Le Conseil est entièrement financé par l’État. Il emploie 35 salariés et son budget s’élève à 4 millions de dollars. Nous jouons un rôle de conseil auprès de la Ministre de la condition féminine. Par tradition, il jouit d’une grande autonomie. Je peux donc critiquer librement le gouvernement. Au début, le Conseil du statut de la femme était tellement important que les sous-ministres de chaque ministère y siégeaient.

Cette situation explique probablement la rapidité avec laquelle un certain nombre de réformes ont pu être mises en œuvre.

Aujourd’hui, le Conseil est dirigé par 10 femmes représentant différents secteurs de la société : fonction publique, syndicats, universitaires.

Quand le Conseil est né, il est rapidement apparu que l’éducation était l’une des clés du changement, notamment en raison des stéréotypes et des préjugés véhiculés dans les manuels scolaires. La première recherche du Conseil est historique. Elle est intitulée : « Analyse des stéréotypes masculins et féminins dans les manuels scolaires au Québec ».

Cette publication de 1975 a marqué le monde francophone car, pour la première fois, on se livrait à un exercice quantitatif pour analyser les stéréotypes dans nos manuels.

Une chercheuse a décortiqué 225 manuels pour y détecter la représentation des filles et des garçons. Les résultats de cette étude, qui ont été  répercutés dans toute la société, ont eu un effet important. Les trois quarts des personnages centraux étaient des hommes et des garçons.

Cet ouvrage comportait également une analyse qualitative sur les qualités associées aux personnages :
  • pour les garçons : colère, agressivité et attitudes de courage et de leadership;
  • pour les filles : amour, affection, faiblesse, peur et dépendance.

De plus, le rôle parental est assumé de 2 à 8 fois plus souvent par les mères, alors que les hommes sont au travail.

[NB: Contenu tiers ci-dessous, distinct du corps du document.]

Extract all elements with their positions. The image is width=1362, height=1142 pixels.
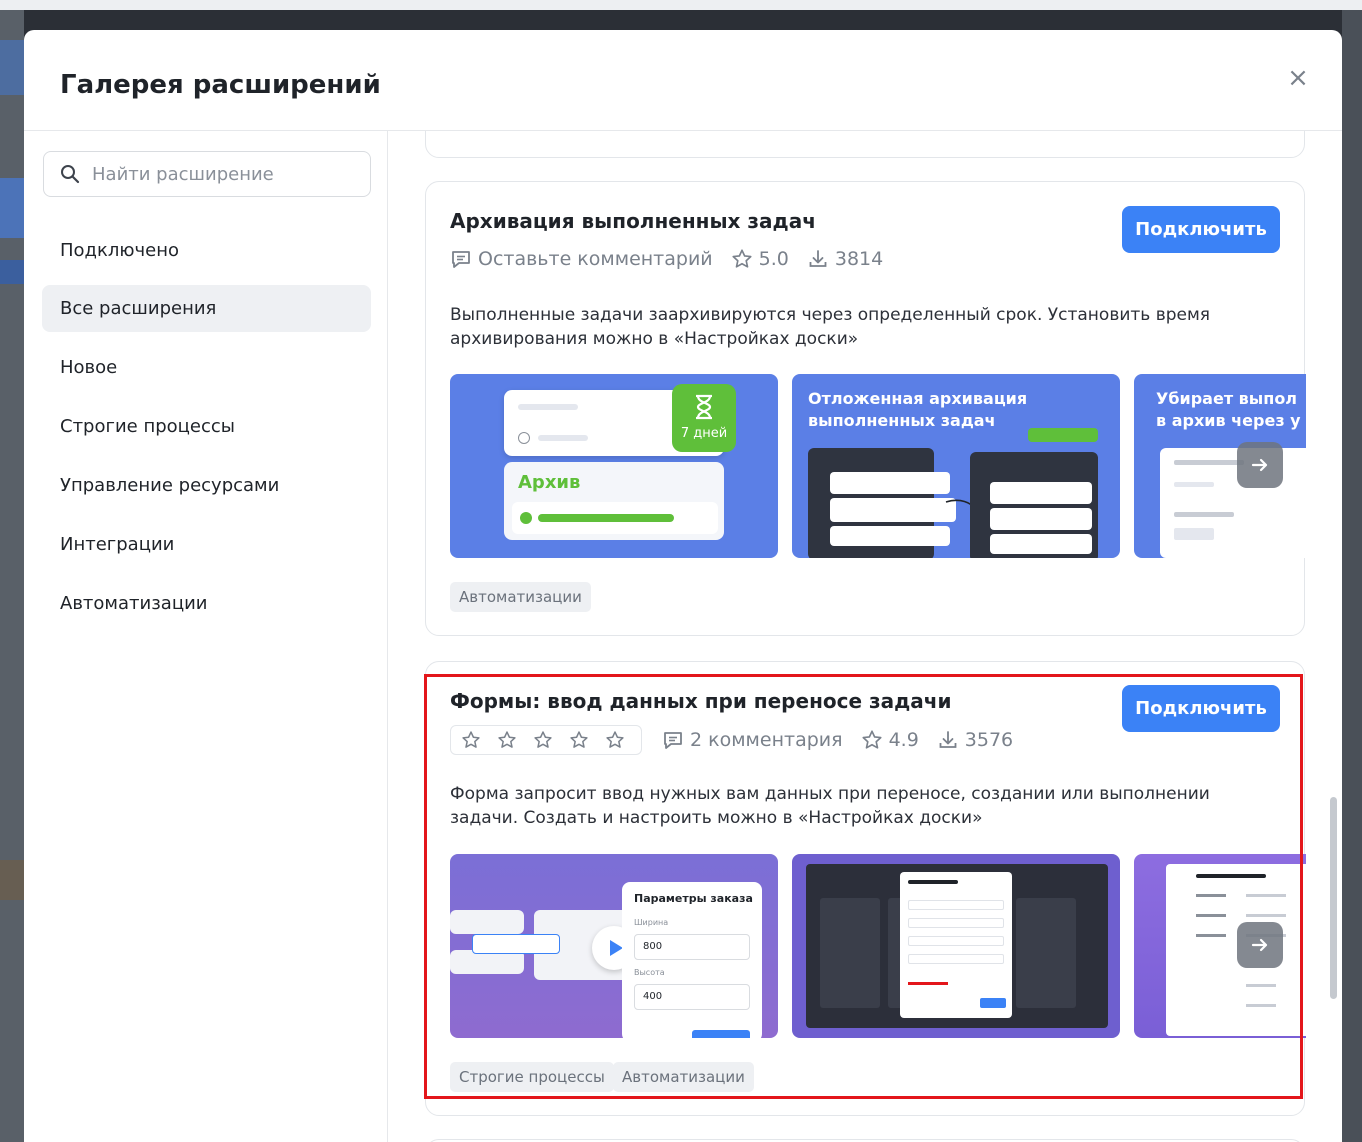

Le Conseil recommandait donc que les manuels scolaires favorisent la remise en question de ces rôles traditionnels et surtout l’adoption de critères pour l’évaluation du sexisme qui soient intégrés au processus régulier d’approbation du matériel scolaire. À cette époque, le Conseil était très écouté. L’étude date de 38 ans, mais elle a eu un impact très important. Elle a permis de révéler le sexisme contenu dans les manuels, comme le montre l’exemple suivant : « Maman a le bébé, a pelé les patates, a pelé la poire, a retiré le rôti du fourneau, lavera le lavabo et la baignoire. Papa a le fusil, le camion, la voiture, réparera la moto, a démoli le pont démodé, a bâti la cabane du chien ».

Je vais vous faire part d’une anecdote qui montre à quel point cette lutte contre les stéréotypes s’est retrouvée au centre de grandes questions politiques. Lise Payette a été la première ministre pour la condition féminine du gouvernement du Québec. A l’époque, nous étions en pleine bataille référendaire. Une partie de la population souhaitait se séparer du reste du Canada. Lors d’un rassemblement public, Lise Payette a pris l’exemple des manuels pour illustrer à quel point la situation devait changer. [Note du carnet: comme si l'indépendance d'un pays devait être lié au féminisme, au féminisme caricatural. Bizarre.] Elle a rappelé que dans l’un des manuels, Guy effectue des tâches viriles, alors qu’Yvette lave la vaisselle et fait le ménage. C’est une femme douce et soumise. La ministre de la condition féminine a eu la maladresse de coller cette étiquette d’Yvette à la femme du leader de l’opposition : « Il est plutôt du côté des Yvette, il en a épousé une ». Même dans une société qui était en train de remettre en cause son héritage socioculturel, une telle formule a été perçue comme une insulte envers toutes les femmes attachées à leur rôle traditionnel. L’affaire a fait la Une. Elle a été instrumentalisée par le camp du « non », qui a reçu 14 000 suffrages de personnes, dont des femmes qui revendiquaient d’être des Yvette. Cette bourde a certainement coûté des voix au camp du « oui ». Elle montre néanmoins à quel point cette lutte des stéréotypes était dans le domaine public au Québec.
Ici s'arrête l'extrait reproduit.